Raphael Holiday was executed by the State of Texas for the murders of three children. According to court documents Raphael Holiday would set fire to a cabin that would kill his eighteen month old daughter and two other children. Raphael Holiday insisted he was not responsible for setting the fire however he would be found guilty and would be sentenced to death. Raphael Holiday would be executed on November 19, 2015
Raphael Holiday More News
A Texas inmate has been executed after failed appeals for setting a fire that killed his 18-month-old daughter and her two young half-sisters at an east Texas home 15 years ago.
Raphael Holiday, 36, became the 13th convicted killer put to death this year in Texas, which carries out capital punishment more than any other state. It has accounted for half of all executions in the US so far this year.
The lethal injection was carried out after the US supreme court rejected an appeal seeking to halt Holiday’s punishment so new attorneys could be appointed to pursue additional unspecified appeals in his case.
Earlier on Wednesday the judge in Holiday’s trial court stopped the execution after Holiday’s trial attorney filed an appeal saying the conviction and some trial testimony were both improper. The judge agreed the issues should be reviewed and withdrew his execution warrant. The Texas attorney general’s office appealed, the judge’s order was voided and the warrant reinstated, clearing the way for the lethal injection to go ahead
Holiday insisted he didn’t know how the log cabin he once shared with his common-law wife and the children in the Madison county woods about 100 miles north of Houston caught fire in September 2000.

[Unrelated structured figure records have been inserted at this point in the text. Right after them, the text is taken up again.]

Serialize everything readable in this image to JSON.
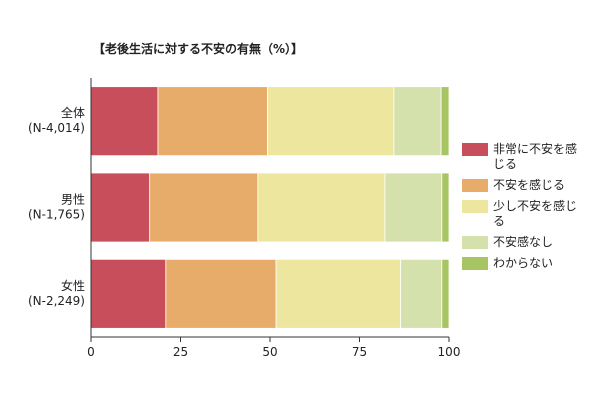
{
  "chart_data": {
    "type": "bar",
    "orientation": "horizontal",
    "stacked": true,
    "title": "【老後生活に対する不安の有無（%）】",
    "categories": [
      [
        "全体",
        "(N-4,014)"
      ],
      [
        "男性",
        "(N-1,765)"
      ],
      [
        "女性",
        "(N-2,249)"
      ]
    ],
    "series": [
      {
        "name": "非常に不安を感じる",
        "color": "#c84e5c",
        "values": [
          18.7,
          16.4,
          20.9
        ]
      },
      {
        "name": "不安を感じる",
        "color": "#e8ac6a",
        "values": [
          30.6,
          30.2,
          30.8
        ]
      },
      {
        "name": "少し不安を感じる",
        "color": "#ede69e",
        "values": [
          35.3,
          35.5,
          34.8
        ]
      },
      {
        "name": "不安感なし",
        "color": "#d4e1ad",
        "values": [
          13.2,
          15.9,
          11.5
        ]
      },
      {
        "name": "わからない",
        "color": "#a7c562",
        "values": [
          2.2,
          2.0,
          2.0
        ]
      }
    ],
    "xlim": [
      0,
      100
    ],
    "xticks": [
      0,
      25,
      50,
      75,
      100
    ],
    "grid": false,
    "legend_position": "right"
  }
}
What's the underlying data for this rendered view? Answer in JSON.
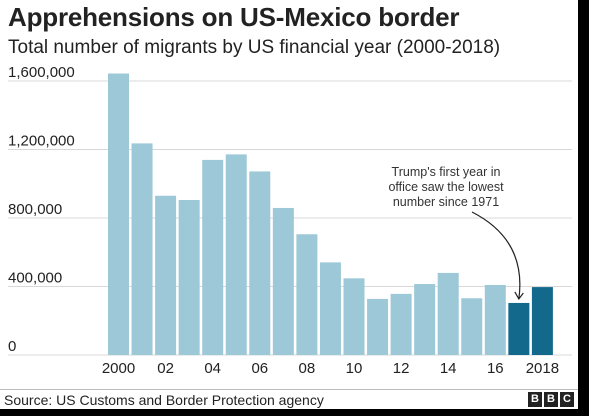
{
  "header": {
    "title": "Apprehensions on US-Mexico border",
    "subtitle": "Total number of migrants by US financial year (2000-2018)"
  },
  "footer": {
    "source": "Source: US Customs and Border Protection agency",
    "logo_letters": [
      "B",
      "B",
      "C"
    ]
  },
  "colors": {
    "bar_default": "#9dc8d7",
    "bar_highlight": "#13698c",
    "gridline": "#d8d8d8",
    "axis_text": "#222222",
    "annotation_text": "#333333"
  },
  "chart_data": {
    "type": "bar",
    "title": "Apprehensions on US-Mexico border",
    "subtitle": "Total number of migrants by US financial year (2000-2018)",
    "categories": [
      "2000",
      "2001",
      "2002",
      "2003",
      "2004",
      "2005",
      "2006",
      "2007",
      "2008",
      "2009",
      "2010",
      "2011",
      "2012",
      "2013",
      "2014",
      "2015",
      "2016",
      "2017",
      "2018"
    ],
    "values": [
      1643679,
      1235718,
      929809,
      905065,
      1139282,
      1171396,
      1071972,
      858638,
      705005,
      540865,
      447731,
      327577,
      356873,
      414397,
      479371,
      331333,
      408870,
      303916,
      396579
    ],
    "highlight": [
      "2017",
      "2018"
    ],
    "x_tick_labels": [
      "2000",
      "",
      "02",
      "",
      "04",
      "",
      "06",
      "",
      "08",
      "",
      "10",
      "",
      "12",
      "",
      "14",
      "",
      "16",
      "",
      "2018"
    ],
    "y_ticks": [
      0,
      400000,
      800000,
      1200000,
      1600000
    ],
    "y_tick_labels": [
      "0",
      "400,000",
      "800,000",
      "1,200,000",
      "1,600,000"
    ],
    "ylim": [
      0,
      1600000
    ],
    "xlabel": "",
    "ylabel": "",
    "grid": true,
    "annotation": {
      "target": "2017",
      "lines": [
        "Trump's first year in",
        "office saw the lowest",
        "number since 1971"
      ]
    }
  }
}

“I loved my kids,” Holiday said. “I never would do harm to any of them.”
Evidence and testimony showed Holiday was irate over a protective order his estranged wife obtained after his arrest for sexually assaulting one of the children. Holiday, from prison, contended he knew nothing about the assault.
According to court records he showed up at the home and forced the girls’ grandmother at gunpoint to douse the interior with gasoline. After it ignited he sped away in the grandmother’s car, hit a police car that arrived outside the cabin and then led officers on a chase that ended two counties away when he wrecked.
Defense attorneys at his trial suggested an electrical problem or a pilot light started the blaze in the early hours of 6 September 2000 that killed Holiday’s daughter, Justice, and her half-sisters, Tierra Lynch, 7, and Jasmine DuPaul, 5.
The girls’ grandmother told a jury she watched Holiday bend down and then the flames erupted, court records show. Jurors convicted him of capital murder and decided he should be put to death.